1.2 Template Render Error

  • Missing variable → fallback to plain message ("An update is available").
  • Syntax error in template → reject at save; prevent deploy.

1.3 Bounce / Suppression

  • Update suppression list; future sends blocked.
  • Notify sender of high-bounce address.

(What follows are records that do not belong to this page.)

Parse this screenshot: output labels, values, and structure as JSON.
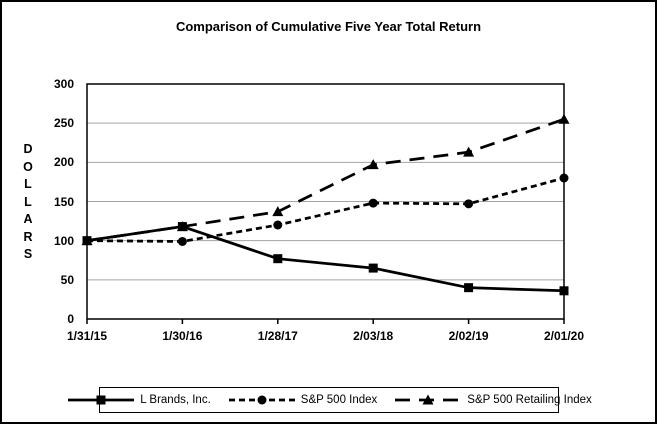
{
  "title": "Comparison of Cumulative Five Year Total Return",
  "chart_data": {
    "type": "line",
    "title": "Comparison of Cumulative Five Year Total Return",
    "categories": [
      "1/31/15",
      "1/30/16",
      "1/28/17",
      "2/03/18",
      "2/02/19",
      "2/01/20"
    ],
    "series": [
      {
        "name": "L Brands, Inc.",
        "values": [
          100,
          118,
          77,
          65,
          40,
          36
        ],
        "line": "solid",
        "marker": "square",
        "color": "#000000"
      },
      {
        "name": "S&P 500 Index",
        "values": [
          100,
          99,
          120,
          148,
          147,
          180
        ],
        "line": "dash",
        "marker": "circle",
        "color": "#000000"
      },
      {
        "name": "S&P 500 Retailing Index",
        "values": [
          100,
          118,
          137,
          197,
          213,
          255
        ],
        "line": "long-dash",
        "marker": "triangle",
        "color": "#000000"
      }
    ],
    "xlabel": "",
    "ylabel": "DOLLARS",
    "yticks": [
      0,
      50,
      100,
      150,
      200,
      250,
      300
    ],
    "ylim": [
      0,
      300
    ],
    "grid": "horizontal",
    "gridline_color": "#a3a3a3",
    "axis_color": "#000000",
    "legend_position": "bottom"
  }
}
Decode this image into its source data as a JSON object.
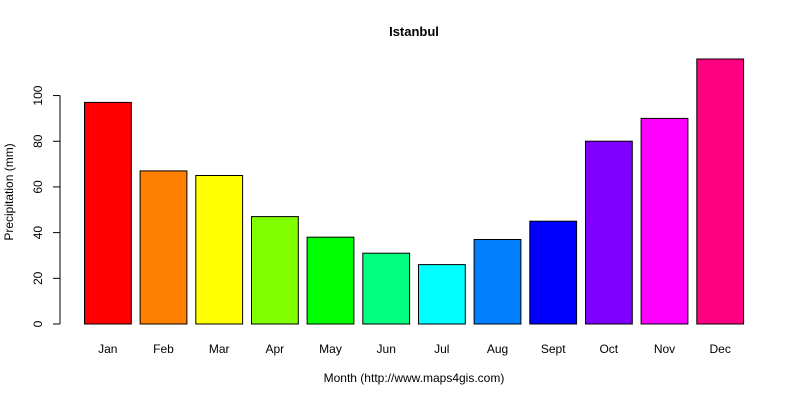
{
  "chart_data": {
    "type": "bar",
    "title": "Istanbul",
    "xlabel": "Month (http://www.maps4gis.com)",
    "ylabel": "Precipitation (mm)",
    "categories": [
      "Jan",
      "Feb",
      "Mar",
      "Apr",
      "May",
      "Jun",
      "Jul",
      "Aug",
      "Sept",
      "Oct",
      "Nov",
      "Dec"
    ],
    "values": [
      97,
      67,
      65,
      47,
      38,
      31,
      26,
      37,
      45,
      80,
      90,
      116
    ],
    "colors": [
      "#FF0000",
      "#FF8000",
      "#FFFF00",
      "#80FF00",
      "#00FF00",
      "#00FF80",
      "#00FFFF",
      "#0080FF",
      "#0000FF",
      "#8000FF",
      "#FF00FF",
      "#FF0080"
    ],
    "ylim": [
      0,
      116
    ],
    "yticks": [
      0,
      20,
      40,
      60,
      80,
      100
    ],
    "grid": false,
    "legend": "none"
  }
}
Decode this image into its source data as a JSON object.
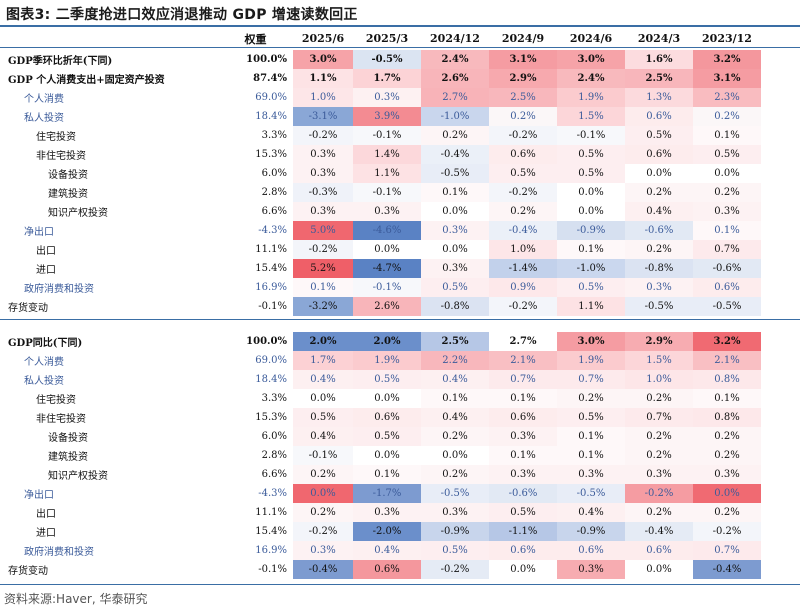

1.4 Rate Limit Hit (Provider)

  • Queue + retry with backoff.
  • Per-tenant throttle if sustained.

1.5 SMS Toll Fraud

  • Detect unusual pattern (e.g., many sends to premium-rate numbers) → block + alert.

1.6 Push Token Invalid

  • Provider returns "invalid token" → remove from user devices; re-register on next app launch.

1.7 Digest Batch OOM

  • Stream rendering; batch size capped.

1.8 Webhook Event Lost

  • Provider retries; event.id dedup.

2. Retry / Backoff

OpMaxBackoff
Provider send51s, 10s, 1m, 10m, 1h
Postgres310ms–200ms
Outboxinfiniteexp cap 5m

3. Circuit Breakers

Each provider: 20 fail / 30s → 120s. Auto-failover to secondary.

4. Fallbacks

PrimaryFallback
SESSendGrid
TwilioVonage
FCMWeb push / in-app
AI copyStatic template

5. Chaos

  • Kill primary provider → failover.
  • Template syntax error → caught at deploy.
  • Duplicate event → single notification (inbox dedup).